# Split the UK's 'South East' region in two?



## TMiles (Feb 6, 2021)

The UK is divided into twelve regions, with four of these (Scotland, Wales, Northern Ireland, London) granted their own assembly. 










The most populous of these is South East with over 9 million inhabitants. In comparison, the North East has a population of just over 2.5 million. As an indication that this is not a naturally coherent region, travelling from its northern to eastern part would generally require changing trains in London or driving around London's orbital motorway.

This region should clearly be divided, most naturally into:

*THAMES & SOLENT*: Bucks, Oxfordshire, Berkshire, Hampshire (⬠ Reading)
*SOUTH EAST*: Surrey, West Sussex, East Sussex, Kent (⬠ Brighton)
(feel free to suggest your own names; counties list as per map; ⬠ administrative centre)

In additional to a more proportional population, each new region's physical geography will be more coherent, with the first dominated by the Thames Valley and the second by the South Downs.

This reorganisation should be considered against the need for a more equal distribution of wealth, infrastructure and opportunities across the UK's regions, in addition to the benefits that appropriately sized regions can offer for greener transport and logistics.


----------



## wooger (Feb 25, 2020)

Not sure how Oxfordshire is in the South East, but Herts and Essex aren't.

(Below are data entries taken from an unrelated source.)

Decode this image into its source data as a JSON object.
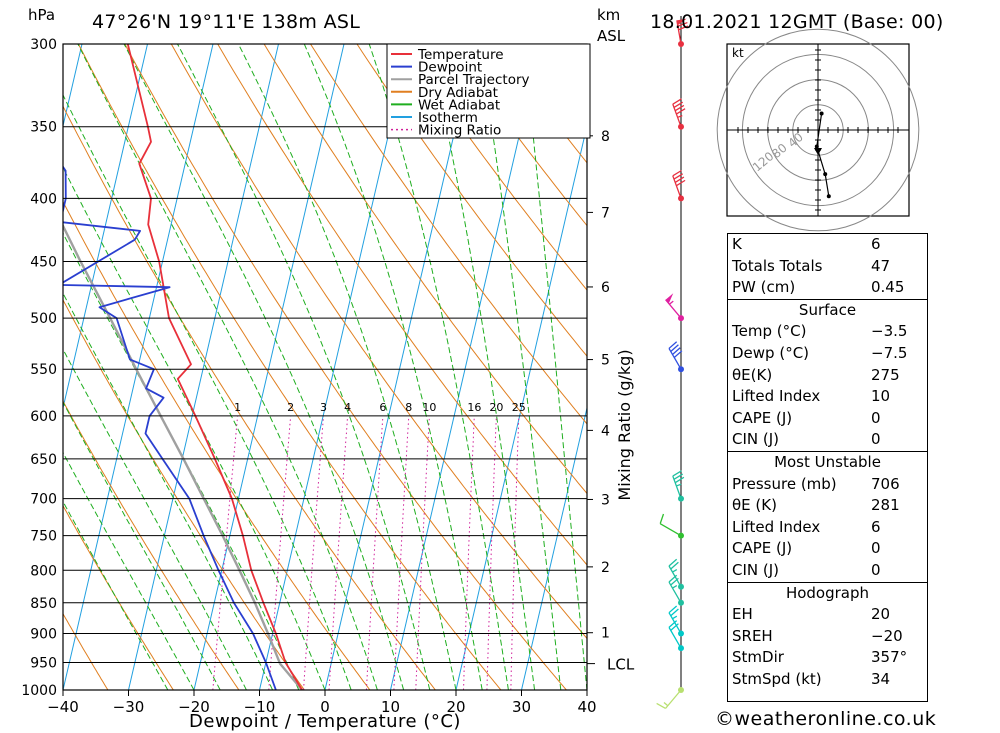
{
  "header": {
    "location": "47°26'N  19°11'E  138m  ASL",
    "datetime": "18.01.2021  12GMT  (Base: 00)",
    "left_unit": "hPa",
    "km_unit": "km",
    "asl_unit": "ASL",
    "kt_label": "kt"
  },
  "colors": {
    "temperature": "#e8303a",
    "dewpoint": "#2a3fd0",
    "parcel": "#a0a0a0",
    "dry_adiabat": "#e07f20",
    "wet_adiabat": "#1fae1f",
    "isotherm": "#22a0e0",
    "mixing_ratio": "#d0209a"
  },
  "chart_data": {
    "type": "skew-t",
    "xlabel": "Dewpoint / Temperature (°C)",
    "ylabel": "hPa",
    "right_label": "Mixing Ratio (g/kg)",
    "x_ticks": [
      -40,
      -30,
      -20,
      -10,
      0,
      10,
      20,
      30,
      40
    ],
    "x_tick_labels": [
      "−40",
      "−30",
      "−20",
      "−10",
      "0",
      "10",
      "20",
      "30",
      "40"
    ],
    "pressure_levels": [
      300,
      350,
      400,
      450,
      500,
      550,
      600,
      650,
      700,
      750,
      800,
      850,
      900,
      950,
      1000
    ],
    "km_ticks": [
      {
        "label": "8",
        "km": 8
      },
      {
        "label": "7",
        "km": 7
      },
      {
        "label": "6",
        "km": 6
      },
      {
        "label": "5",
        "km": 5
      },
      {
        "label": "4",
        "km": 4
      },
      {
        "label": "3",
        "km": 3
      },
      {
        "label": "2",
        "km": 2
      },
      {
        "label": "1",
        "km": 1
      }
    ],
    "lcl_label": "LCL",
    "lcl_pressure": 952,
    "mixing_ratio_values": [
      "1",
      "2",
      "3",
      "4",
      "6",
      "8",
      "10",
      "16",
      "20",
      "25"
    ],
    "legend": [
      {
        "name": "Temperature",
        "key": "temperature",
        "style": "solid"
      },
      {
        "name": "Dewpoint",
        "key": "dewpoint",
        "style": "solid"
      },
      {
        "name": "Parcel Trajectory",
        "key": "parcel",
        "style": "solid"
      },
      {
        "name": "Dry Adiabat",
        "key": "dry_adiabat",
        "style": "solid"
      },
      {
        "name": "Wet Adiabat",
        "key": "wet_adiabat",
        "style": "solid"
      },
      {
        "name": "Isotherm",
        "key": "isotherm",
        "style": "solid"
      },
      {
        "name": "Mixing Ratio",
        "key": "mixing_ratio",
        "style": "dotted"
      }
    ],
    "temperature": [
      {
        "p": 1000,
        "t": -3.5
      },
      {
        "p": 950,
        "t": -7.0
      },
      {
        "p": 900,
        "t": -9.5
      },
      {
        "p": 850,
        "t": -12.5
      },
      {
        "p": 800,
        "t": -15.5
      },
      {
        "p": 750,
        "t": -18.0
      },
      {
        "p": 700,
        "t": -21.0
      },
      {
        "p": 650,
        "t": -25.0
      },
      {
        "p": 600,
        "t": -29.5
      },
      {
        "p": 560,
        "t": -33.5
      },
      {
        "p": 545,
        "t": -32.0
      },
      {
        "p": 500,
        "t": -37.0
      },
      {
        "p": 450,
        "t": -40.5
      },
      {
        "p": 420,
        "t": -43.5
      },
      {
        "p": 400,
        "t": -44.0
      },
      {
        "p": 375,
        "t": -47.0
      },
      {
        "p": 360,
        "t": -46.0
      },
      {
        "p": 350,
        "t": -47.0
      },
      {
        "p": 300,
        "t": -53.0
      }
    ],
    "dewpoint": [
      {
        "p": 1000,
        "t": -7.5
      },
      {
        "p": 950,
        "t": -10.0
      },
      {
        "p": 900,
        "t": -13.0
      },
      {
        "p": 850,
        "t": -17.0
      },
      {
        "p": 800,
        "t": -20.5
      },
      {
        "p": 750,
        "t": -24.0
      },
      {
        "p": 700,
        "t": -27.5
      },
      {
        "p": 650,
        "t": -33.0
      },
      {
        "p": 620,
        "t": -36.5
      },
      {
        "p": 600,
        "t": -36.5
      },
      {
        "p": 580,
        "t": -35.0
      },
      {
        "p": 570,
        "t": -38.0
      },
      {
        "p": 550,
        "t": -37.5
      },
      {
        "p": 540,
        "t": -41.5
      },
      {
        "p": 500,
        "t": -45.0
      },
      {
        "p": 490,
        "t": -48.0
      },
      {
        "p": 472,
        "t": -38.0
      },
      {
        "p": 470,
        "t": -55.0
      },
      {
        "p": 432,
        "t": -45.0
      },
      {
        "p": 425,
        "t": -44.5
      },
      {
        "p": 418,
        "t": -57.0
      },
      {
        "p": 400,
        "t": -57.0
      },
      {
        "p": 380,
        "t": -58.0
      },
      {
        "p": 360,
        "t": -62.0
      },
      {
        "p": 330,
        "t": -64.0
      },
      {
        "p": 310,
        "t": -62.5
      },
      {
        "p": 300,
        "t": -67.0
      }
    ],
    "parcel": [
      {
        "p": 1000,
        "t": -3.5
      },
      {
        "p": 952,
        "t": -7.8
      },
      {
        "p": 900,
        "t": -10.7
      },
      {
        "p": 850,
        "t": -13.8
      },
      {
        "p": 800,
        "t": -17.3
      },
      {
        "p": 750,
        "t": -21.1
      },
      {
        "p": 700,
        "t": -25.3
      },
      {
        "p": 650,
        "t": -29.8
      },
      {
        "p": 600,
        "t": -34.8
      },
      {
        "p": 550,
        "t": -40.2
      },
      {
        "p": 500,
        "t": -46.0
      },
      {
        "p": 450,
        "t": -52.5
      },
      {
        "p": 400,
        "t": -59.5
      },
      {
        "p": 350,
        "t": -67.0
      },
      {
        "p": 300,
        "t": -75.0
      }
    ],
    "wind_barbs": [
      {
        "p": 1000,
        "dir": 220,
        "kt": 15,
        "color": "#b8e070"
      },
      {
        "p": 925,
        "dir": 330,
        "kt": 20,
        "color": "#00c8c8"
      },
      {
        "p": 900,
        "dir": 330,
        "kt": 25,
        "color": "#00c8c8"
      },
      {
        "p": 850,
        "dir": 330,
        "kt": 25,
        "color": "#20c0a0"
      },
      {
        "p": 825,
        "dir": 330,
        "kt": 25,
        "color": "#20c0a0"
      },
      {
        "p": 750,
        "dir": 300,
        "kt": 10,
        "color": "#30c030"
      },
      {
        "p": 700,
        "dir": 340,
        "kt": 35,
        "color": "#20c0a0"
      },
      {
        "p": 550,
        "dir": 330,
        "kt": 40,
        "color": "#3050e0"
      },
      {
        "p": 500,
        "dir": 320,
        "kt": 55,
        "color": "#e020a0"
      },
      {
        "p": 400,
        "dir": 340,
        "kt": 40,
        "color": "#e83040"
      },
      {
        "p": 350,
        "dir": 340,
        "kt": 45,
        "color": "#e83040"
      },
      {
        "p": 300,
        "dir": 350,
        "kt": 70,
        "color": "#e83040"
      }
    ],
    "hodograph": {
      "ring_labels": [
        "40",
        "80",
        "120"
      ],
      "points_uv": [
        [
          3,
          6
        ],
        [
          -1,
          -6
        ],
        [
          6,
          -16
        ],
        [
          9,
          -24
        ]
      ]
    }
  },
  "indices": [
    {
      "label": "K",
      "value": "6"
    },
    {
      "label": "Totals Totals",
      "value": "47"
    },
    {
      "label": "PW (cm)",
      "value": "0.45"
    }
  ],
  "surface": {
    "title": "Surface",
    "rows": [
      {
        "label": "Temp (°C)",
        "value": "−3.5"
      },
      {
        "label": "Dewp (°C)",
        "value": "−7.5"
      },
      {
        "label": "θE(K)",
        "value": "275"
      },
      {
        "label": "Lifted Index",
        "value": "10"
      },
      {
        "label": "CAPE (J)",
        "value": "0"
      },
      {
        "label": "CIN (J)",
        "value": "0"
      }
    ]
  },
  "most_unstable": {
    "title": "Most Unstable",
    "rows": [
      {
        "label": "Pressure (mb)",
        "value": "706"
      },
      {
        "label": "θE (K)",
        "value": "281"
      },
      {
        "label": "Lifted Index",
        "value": "6"
      },
      {
        "label": "CAPE (J)",
        "value": "0"
      },
      {
        "label": "CIN (J)",
        "value": "0"
      }
    ]
  },
  "hodograph_params": {
    "title": "Hodograph",
    "rows": [
      {
        "label": "EH",
        "value": "20"
      },
      {
        "label": "SREH",
        "value": "−20"
      },
      {
        "label": "StmDir",
        "value": "357°"
      },
      {
        "label": "StmSpd (kt)",
        "value": "34"
      }
    ]
  },
  "footer": {
    "copyright": "©weatheronline.co.uk"
  }
}
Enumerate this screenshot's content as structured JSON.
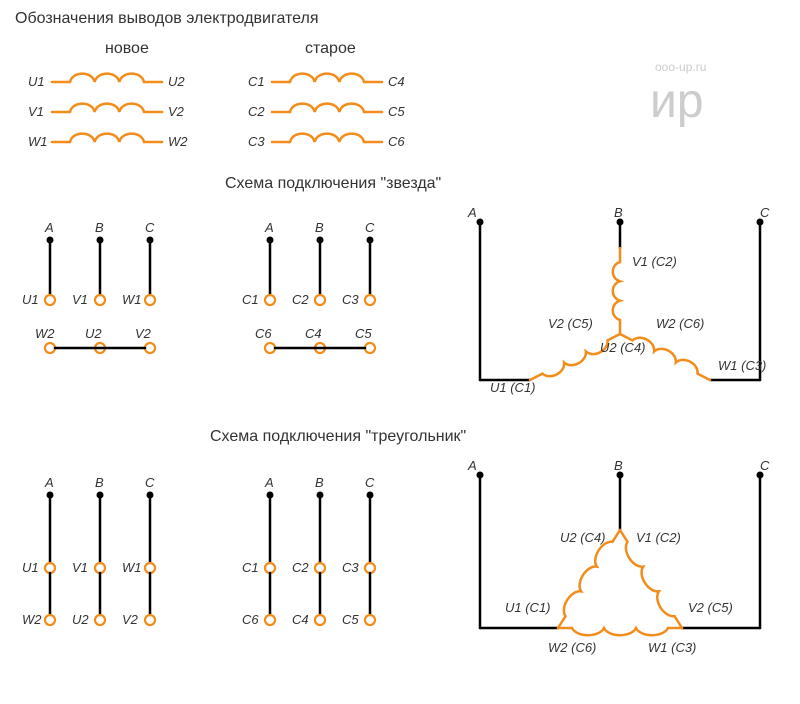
{
  "colors": {
    "orange": "#f28c1a",
    "black": "#000000",
    "text": "#333333",
    "watermark": "#cccccc",
    "bg": "#ffffff"
  },
  "stroke": {
    "coil_width": 2.5,
    "line_width": 2.5,
    "circle_r": 5
  },
  "titles": {
    "main": "Обозначения выводов электродвигателя",
    "col_new": "новое",
    "col_old": "старое",
    "star": "Схема подключения \"звезда\"",
    "delta": "Схема подключения \"треугольник\""
  },
  "watermark": {
    "url": "ooo-up.ru",
    "logo": "ир"
  },
  "legend": {
    "new_pairs": [
      [
        "U1",
        "U2"
      ],
      [
        "V1",
        "V2"
      ],
      [
        "W1",
        "W2"
      ]
    ],
    "old_pairs": [
      [
        "C1",
        "C4"
      ],
      [
        "C2",
        "C5"
      ],
      [
        "C3",
        "C6"
      ]
    ]
  },
  "terminals": {
    "phases": [
      "A",
      "B",
      "C"
    ],
    "new_top": [
      "U1",
      "V1",
      "W1"
    ],
    "new_bot": [
      "W2",
      "U2",
      "V2"
    ],
    "old_top": [
      "C1",
      "C2",
      "C3"
    ],
    "old_bot": [
      "C6",
      "C4",
      "C5"
    ]
  },
  "star_labels": {
    "top": "V1 (C2)",
    "left_mid": "V2 (C5)",
    "center": "U2 (C4)",
    "right_mid": "W2 (C6)",
    "left_bot": "U1 (C1)",
    "right_bot": "W1 (C3)"
  },
  "delta_labels": {
    "top_l": "U2 (C4)",
    "top_r": "V1 (C2)",
    "mid_l": "U1 (C1)",
    "mid_r": "V2 (C5)",
    "bot_l": "W2 (C6)",
    "bot_r": "W1 (C3)"
  }
}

Herts, Beds, Bucks and Essex all have more in common than the groupings you have there. 

I'd also say there's a stark difference between places that are mainly commuter towns into London, and places that have their own centre of mass.
Oxfordshire has Oxford. Hampshire has Southhampton, Sussex has Brighton.


----------



## Ming13 (Apr 12, 2015)

Bucks to move to Anglia and West Ox to the SW and Cherwell DC to East Midlands


----------



## No Opinion (Jun 2, 2010)

Create a new region called 'Chilterns' comprising Berkshire, Oxfordshire, Bucks, Herts, and Befordshire = approx 4.2M
Add Essex to East of England (with Norfolk, Suffolk, Cambridgeshire)= Approx 4.2M
Kent, Sussex, Surrey, Hampshire as South East = approx 6.5M

Reality is Greater London boundary is arbitrary and should really incorporate large tracts of the above counties that border it, such as parts of Essex, Berkshire and Surrey. And anything within M25.


----------



## Steve the Baggie (Oct 19, 2019)

My memory is that the coalition government completely axed the concept of English regions. They seem to have crept back in to statistical use, but they still have no meaning in politics or economics, so I am not sure what purpose would be served by splitting the notional South-East region. Are parts of the current region noticeably different from each other? The obvious division to me is the divide between the commuter-belt London facing home counties and the coastal areas, but Kent and Hampshire encompass both so there is no obvious way to divide the two areas without dividing current counties.


----------